Si, entre l’USFP et l’Istiqlal, il faut parler de mésalliance, évoquer un hypothétique comportement unitaire des partis de la majorité gouvernementale (USFP, PI, PPS, PSD, RNI, MP, MNP et UD) serait faire preuve de naïveté ou de cécité politique. La règle qui s’applique dans ce marais est celle du chacun pour soi et Dieu pour tous.
Essayer de trouver une logique aux alliances qui se sont nouées dans les 1 497 conseils communaux du pays dans le cadre de la dichotomie majorité-opposition serait chercher la quadrature du cercle. Jamais, en effet, le titre d’un livre récent sur le Maroc, «Descartes n’est pas marocain», n’a été aussi approprié pour décrire cette situation.

Une régression démocratique ?
En fait, l’élection des présidences des conseils de ville et des conseils communaux a démontré de manière éclatante le caractère artificiel de cette majorité, plus imposée par l’éparpillement des forces politiques que par les affinités doctrinales ou idéologiques. Une majorité qui a éclaté telle une bulle de savon, à Casablanca, et ailleurs, laissant apparaître le positionnement politique naturel et réel de ses différentes composantes.
Khalid Alioua, candidat malheureux pour le prestigieux poste de maire de la métropole économique, a qualifié, dans une conférence de presse tenue mercredi 24 septembre, le coup de théâtre qui a donné lieu à l’élection de Mohamed Sajid, de «régression démocratique». Il est allé plus loin encore en estimant que «les démiurges de cette élection ne peuvent être qualifiés de démocrates». Que s’est-il donc passé ?

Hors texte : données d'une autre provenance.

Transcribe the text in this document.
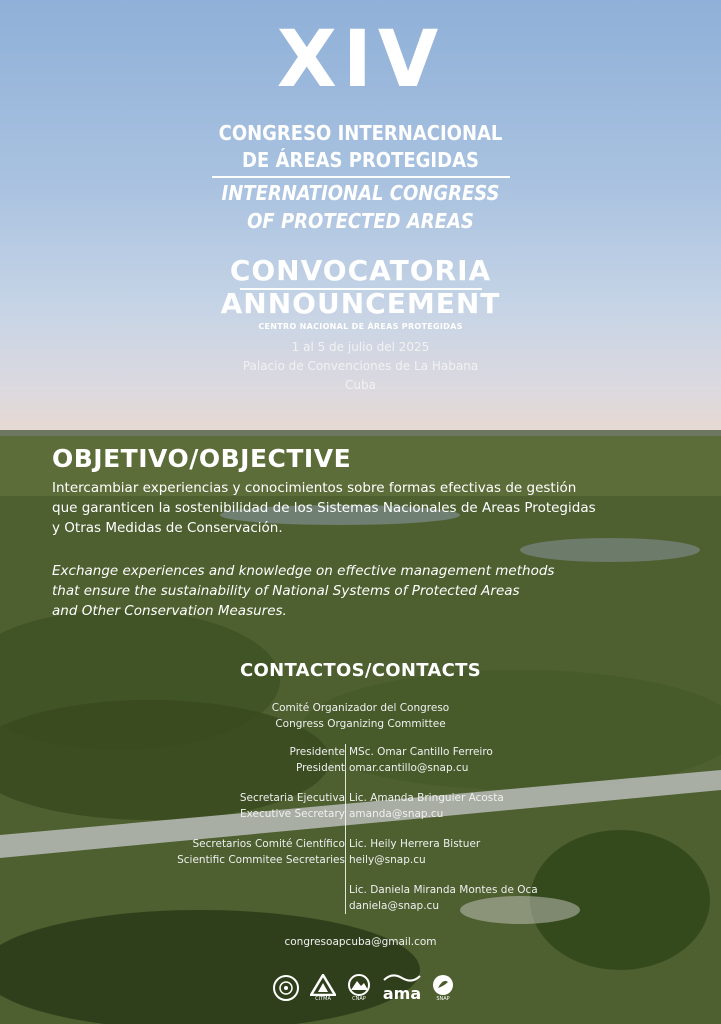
XIV
CONGRESO INTERNACIONAL
DE ÁREAS PROTEGIDAS
INTERNATIONAL CONGRESS
OF PROTECTED AREAS
CONVOCATORIA
ANNOUNCEMENT
CENTRO NACIONAL DE ÁREAS PROTEGIDAS
1 al 5 de julio del 2025
Palacio de Convenciones de La Habana
Cuba
OBJETIVO/OBJECTIVE
Intercambiar experiencias y conocimientos sobre formas efectivas de gestión
que garanticen la sostenibilidad de los Sistemas Nacionales de Areas Protegidas
y Otras Medidas de Conservación.
Exchange experiences and knowledge on effective management methods
that ensure the sustainability of National Systems of Protected Areas
and Other Conservation Measures.
CONTACTOS/CONTACTS
Comité Organizador del Congreso
Congress Organizing Committee
Presidente
President
MSc. Omar Cantillo Ferreiro
omar.cantillo@snap.cu
Secretaria Ejecutiva
Executive Secretary
Lic. Amanda Bringuier Acosta
amanda@snap.cu
Secretarios Comité Científico
Scientific Commitee Secretaries
Lic. Heily Herrera Bistuer
heily@snap.cu
Lic. Daniela Miranda Montes de Oca
daniela@snap.cu
congresoapcuba@gmail.com
CITMA	CNAP ama	SNAP
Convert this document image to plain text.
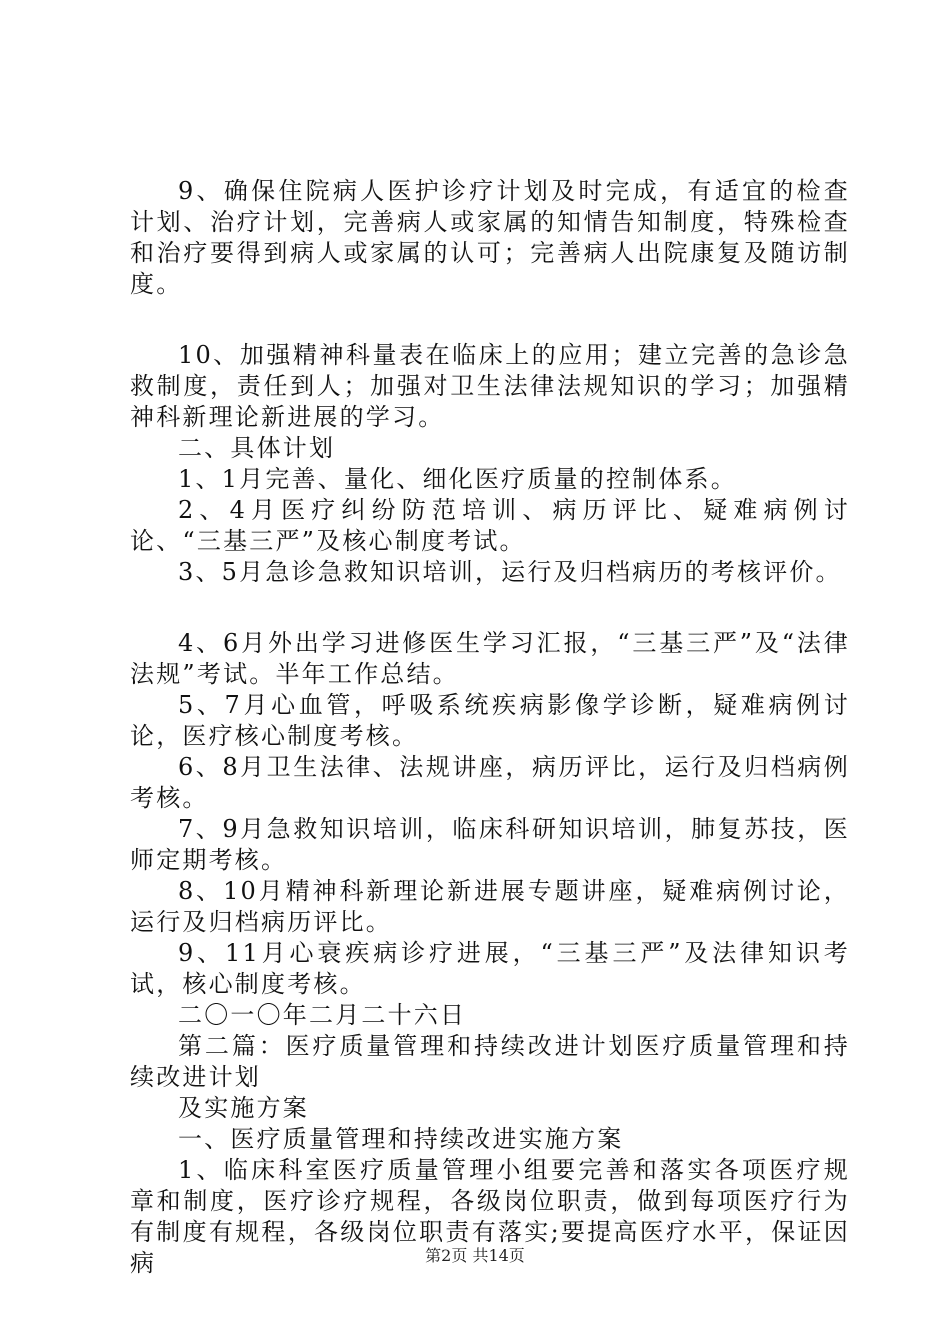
9、确保住院病人医护诊疗计划及时完成，有适宜的检查计划、治疗计划，完善病人或家属的知情告知制度，特殊检查和治疗要得到病人或家属的认可；完善病人出院康复及随访制度。

10、加强精神科量表在临床上的应用；建立完善的急诊急救制度，责任到人；加强对卫生法律法规知识的学习；加强精神科新理论新进展的学习。

二、具体计划

1、1月完善、量化、细化医疗质量的控制体系。

2、4月医疗纠纷防范培训、病历评比、疑难病例讨论、“三基三严”及核心制度考试。

3、5月急诊急救知识培训，运行及归档病历的考核评价。

4、6月外出学习进修医生学习汇报，“三基三严”及“法律法规”考试。半年工作总结。

5、7月心血管，呼吸系统疾病影像学诊断，疑难病例讨论，医疗核心制度考核。

6、8月卫生法律、法规讲座，病历评比，运行及归档病例考核。

7、9月急救知识培训，临床科研知识培训，肺复苏技，医师定期考核。

8、10月精神科新理论新进展专题讲座，疑难病例讨论，运行及归档病历评比。

9、11月心衰疾病诊疗进展，“三基三严”及法律知识考试，核心制度考核。

二〇一〇年二月二十六日

第二篇：医疗质量管理和持续改进计划医疗质量管理和持续改进计划

及实施方案

一、医疗质量管理和持续改进实施方案

1、临床科室医疗质量管理小组要完善和落实各项医疗规章和制度，医疗诊疗规程，各级岗位职责，做到每项医疗行为有制度有规程，各级岗位职责有落实;要提高医疗水平，保证因病	第2页 共14页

A en croire M. Alioua, en vertu d’un accord paraphé, lundi 22 septembre, par les partis de la majorité gouvernementale, la candidature de Karim Ghellab (PI) pour le poste de maire de Casablanca était formellement appuyée par les huit formations politiques de cette majorité. Le Premier ministre, Driss Jettou, et les secrétaires généraux de ces partis ont été informés de cet accord et lui ont donné leur bénédiction.
Le mardi 23 septembre, à l’issue du vote des 131 membres du Conseil de la ville de Casablanca, l’accord n’était plus qu’un lointain souvenir. A l’exception des élus de l’USFP, du PI, du PPS et du PSD, tous les autres ont voté comme un seul homme pour Mohamed Sajid (UC), qui l’a emporté par 86 voix, contre seulement 45 pour M. Ghellab. Les élus du RNI, du pôle haraki, du PND et tous les autres ont voté pour leurs amis de l’UC. Avec l’appui unanime du PJD.

Nivellement par le bas des partis de gauche
L’élection du maire de Casablanca et des autres grandes villes du pays permet de tirer deux enseignements incontestables.
Premier enseignement : l’élection du maire de Casablanca a eu un effet de loupe sur un fait politique de plus en plus évident, celui de l’absence d’une majorité gouvernementale digne de ce nom et d’un chef effectif de cette majorité. C’est à peine si on peut parler d’une addition de partis, contraints de coexister dans un même gouvernement. Les élections communales sonneront-elles alors le glas du gouvernement Jettou ? Mettront-elles fin à une coalition hétéroclite et artificielle ? Y a-t-il une majorité homogène de rechange ? Des questions qui se poseront avec insistance dans les jours et semaines qui viennent.
Deuxième enseignement : le scrutin du 12 septembre a démontré que les partis politiques, toutes tendances confondues, vivent une crise profonde. Au lieu d’une salutaire mise à niveau démocratique, l’on assiste au contraire à un nivellement par le bas des partis de gauche comme de droite, à des degrés divers… Certaines pratiques condamnables chez les partis dits «administratifs» se sont propagées comme une traînée de poudre chez les partis dits «démocratiques». Sans partager complètement ce jugement sans appel de Abdelhadi Khaïrat (voir plus haut) : «La politique est désormais investie par des énergumènes richissimes. Des dealers à grande échelle, des mafieux qui s’imposent à coups de millions et considèrent que tout est à vendre», il est légitime de s’interroger sur la politique d’ouverture des partis de gauche et de l’Istiqlal.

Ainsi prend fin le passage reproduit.